Maybe bad design, maybe user error, maybe both.

Just don’t directly mess with the snapshots while the program is active and the to be backed up filesystem is in use.
Go through the program.

The actual timeshift snapshots are stored under:
/timeshift
on the same disk without further configuration

Remove those - all you’ll lose is your snapshots.
Not your whole system along with it.

I guess the lesson here is:
understand what you are doing - don’t just remove stuff (as root, no less)
unless you understand the implications.

2 Likes

In the future, please use proper formatting. I’ve done it for you this time.

Something in lines is what I believe to have happened. I still don’t understand how. But cleaning all cache in run/timeshift might confuse timeshift that it’s restoring, without anything to restore with.

There is no indication in the GUI that anything is active, like telling you it’s backuping or restoring, and filled the disk without me really starting anything other than setting paths and interval, so it might very well have started to backup again as soon as I deleted /timeshift, and always being active when open, and thus go crazy when /run/timeshift deleted.

Well well. Mistakes were made, as many times before, and learned to use manual rsync commands next time I try to backup something and stay away from automated addons like timeshift, when the time comes where I get the energy to set up the system anew.

Thanks for the detective work / speculation.

No problem - I don’t use that program, so I will not and cannot really confirm.
But what I notice is that behavior - when I invoked it in a VM to test it.

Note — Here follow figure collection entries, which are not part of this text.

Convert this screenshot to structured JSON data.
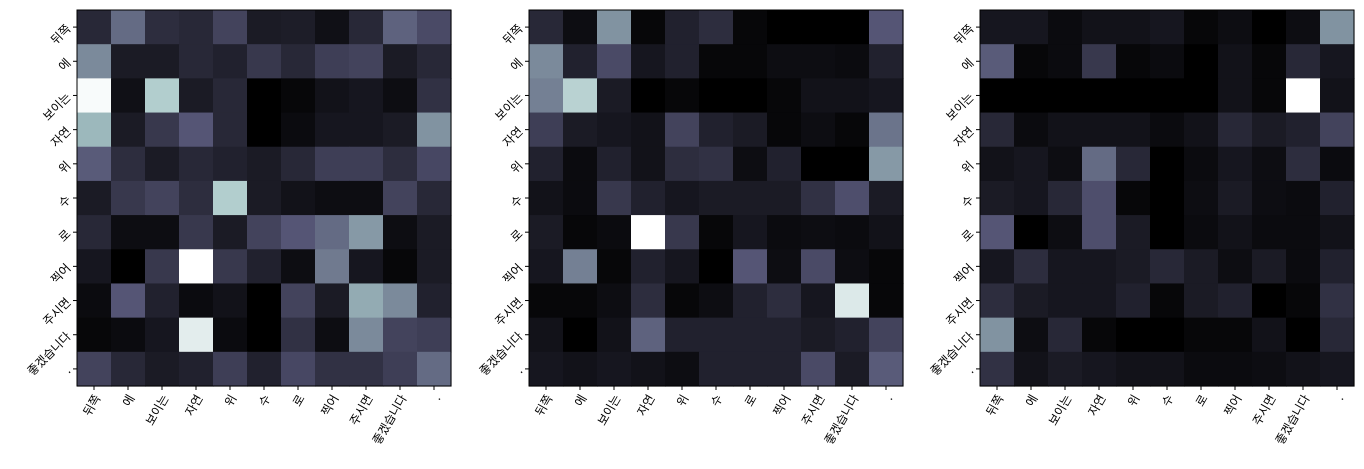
{
  "chart_data": [
    {
      "type": "heatmap",
      "title": "",
      "xlabel": "",
      "ylabel": "",
      "colormap": "bone",
      "x_tick_labels": [
        "뒤쪽",
        "에",
        "보이는",
        "자연",
        "위",
        "수",
        "로",
        "찍어",
        "주시면",
        "좋겠습니다",
        "."
      ],
      "y_tick_labels": [
        "뒤쪽",
        "에",
        "보이는",
        "자연",
        "위",
        "수",
        "로",
        "찍어",
        "주시면",
        "좋겠습니다",
        "."
      ],
      "values": [
        [
          0.18,
          0.45,
          0.2,
          0.18,
          0.3,
          0.12,
          0.13,
          0.07,
          0.18,
          0.42,
          0.33
        ],
        [
          0.55,
          0.12,
          0.12,
          0.18,
          0.15,
          0.25,
          0.18,
          0.28,
          0.3,
          0.12,
          0.18
        ],
        [
          0.98,
          0.07,
          0.78,
          0.12,
          0.18,
          0.0,
          0.03,
          0.08,
          0.1,
          0.06,
          0.22
        ],
        [
          0.7,
          0.12,
          0.25,
          0.38,
          0.18,
          0.0,
          0.05,
          0.1,
          0.1,
          0.12,
          0.58
        ],
        [
          0.4,
          0.2,
          0.12,
          0.18,
          0.15,
          0.12,
          0.18,
          0.28,
          0.28,
          0.2,
          0.32
        ],
        [
          0.12,
          0.25,
          0.3,
          0.2,
          0.78,
          0.12,
          0.08,
          0.06,
          0.06,
          0.3,
          0.18
        ],
        [
          0.18,
          0.06,
          0.06,
          0.25,
          0.12,
          0.3,
          0.38,
          0.45,
          0.6,
          0.06,
          0.12
        ],
        [
          0.1,
          0.0,
          0.25,
          1.0,
          0.25,
          0.15,
          0.06,
          0.5,
          0.1,
          0.03,
          0.12
        ],
        [
          0.05,
          0.38,
          0.15,
          0.05,
          0.08,
          0.0,
          0.3,
          0.12,
          0.66,
          0.55,
          0.15
        ],
        [
          0.03,
          0.05,
          0.1,
          0.92,
          0.05,
          0.0,
          0.22,
          0.06,
          0.55,
          0.3,
          0.28
        ],
        [
          0.3,
          0.18,
          0.12,
          0.15,
          0.28,
          0.15,
          0.32,
          0.22,
          0.22,
          0.28,
          0.45
        ]
      ]
    },
    {
      "type": "heatmap",
      "title": "",
      "xlabel": "",
      "ylabel": "",
      "colormap": "bone",
      "x_tick_labels": [
        "뒤쪽",
        "에",
        "보이는",
        "자연",
        "위",
        "수",
        "로",
        "찍어",
        "주시면",
        "좋겠습니다",
        "."
      ],
      "y_tick_labels": [
        "뒤쪽",
        "에",
        "보이는",
        "자연",
        "위",
        "수",
        "로",
        "찍어",
        "주시면",
        "좋겠습니다",
        "."
      ],
      "values": [
        [
          0.18,
          0.06,
          0.58,
          0.03,
          0.15,
          0.2,
          0.03,
          0.0,
          0.0,
          0.0,
          0.38
        ],
        [
          0.55,
          0.15,
          0.33,
          0.1,
          0.15,
          0.03,
          0.03,
          0.06,
          0.06,
          0.05,
          0.15
        ],
        [
          0.52,
          0.8,
          0.12,
          0.0,
          0.03,
          0.0,
          0.0,
          0.03,
          0.08,
          0.08,
          0.1
        ],
        [
          0.28,
          0.12,
          0.1,
          0.08,
          0.3,
          0.15,
          0.12,
          0.03,
          0.06,
          0.03,
          0.48
        ],
        [
          0.15,
          0.05,
          0.15,
          0.08,
          0.2,
          0.22,
          0.06,
          0.15,
          0.0,
          0.0,
          0.6
        ],
        [
          0.08,
          0.05,
          0.25,
          0.15,
          0.1,
          0.12,
          0.12,
          0.12,
          0.22,
          0.35,
          0.12
        ],
        [
          0.12,
          0.03,
          0.05,
          1.0,
          0.25,
          0.03,
          0.1,
          0.05,
          0.06,
          0.05,
          0.08
        ],
        [
          0.1,
          0.52,
          0.03,
          0.15,
          0.1,
          0.0,
          0.38,
          0.06,
          0.33,
          0.06,
          0.03
        ],
        [
          0.03,
          0.03,
          0.06,
          0.2,
          0.03,
          0.06,
          0.15,
          0.2,
          0.1,
          0.9,
          0.03
        ],
        [
          0.08,
          0.0,
          0.08,
          0.42,
          0.15,
          0.15,
          0.15,
          0.15,
          0.12,
          0.15,
          0.3
        ],
        [
          0.1,
          0.08,
          0.1,
          0.08,
          0.06,
          0.15,
          0.15,
          0.15,
          0.33,
          0.12,
          0.4
        ]
      ]
    },
    {
      "type": "heatmap",
      "title": "",
      "xlabel": "",
      "ylabel": "",
      "colormap": "bone",
      "x_tick_labels": [
        "뒤쪽",
        "에",
        "보이는",
        "자연",
        "위",
        "수",
        "로",
        "찍어",
        "주시면",
        "좋겠습니다",
        "."
      ],
      "y_tick_labels": [
        "뒤쪽",
        "에",
        "보이는",
        "자연",
        "위",
        "수",
        "로",
        "찍어",
        "주시면",
        "좋겠습니다",
        "."
      ],
      "values": [
        [
          0.1,
          0.1,
          0.05,
          0.08,
          0.08,
          0.1,
          0.03,
          0.06,
          0.0,
          0.06,
          0.58
        ],
        [
          0.4,
          0.03,
          0.05,
          0.25,
          0.03,
          0.05,
          0.0,
          0.08,
          0.03,
          0.18,
          0.1
        ],
        [
          0.0,
          0.0,
          0.0,
          0.0,
          0.0,
          0.0,
          0.0,
          0.08,
          0.03,
          1.0,
          0.08
        ],
        [
          0.18,
          0.05,
          0.08,
          0.08,
          0.08,
          0.05,
          0.08,
          0.18,
          0.12,
          0.15,
          0.3
        ],
        [
          0.08,
          0.1,
          0.06,
          0.45,
          0.18,
          0.0,
          0.05,
          0.1,
          0.06,
          0.2,
          0.05
        ],
        [
          0.12,
          0.1,
          0.18,
          0.35,
          0.03,
          0.0,
          0.06,
          0.12,
          0.06,
          0.05,
          0.15
        ],
        [
          0.38,
          0.0,
          0.06,
          0.35,
          0.12,
          0.0,
          0.05,
          0.08,
          0.05,
          0.05,
          0.08
        ],
        [
          0.1,
          0.2,
          0.1,
          0.1,
          0.12,
          0.18,
          0.12,
          0.06,
          0.12,
          0.05,
          0.15
        ],
        [
          0.2,
          0.12,
          0.1,
          0.1,
          0.15,
          0.03,
          0.12,
          0.15,
          0.0,
          0.03,
          0.22
        ],
        [
          0.58,
          0.06,
          0.18,
          0.03,
          0.0,
          0.0,
          0.03,
          0.03,
          0.08,
          0.0,
          0.18
        ],
        [
          0.22,
          0.08,
          0.12,
          0.1,
          0.08,
          0.08,
          0.05,
          0.05,
          0.06,
          0.08,
          0.1
        ]
      ]
    }
  ]
}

You can play around and thereby confirm/disprove this - and thereby learn about the workings of the thing.

As soon as the program is started - and the GUI is there - there is that mount in /run/timeshift.

It’s not there when the program isn’t started.

The actual snapshots are in /timeshift
once the program is done, this will be the only access point.

I think the settings in the GUI tell you where the snapshots are/go to.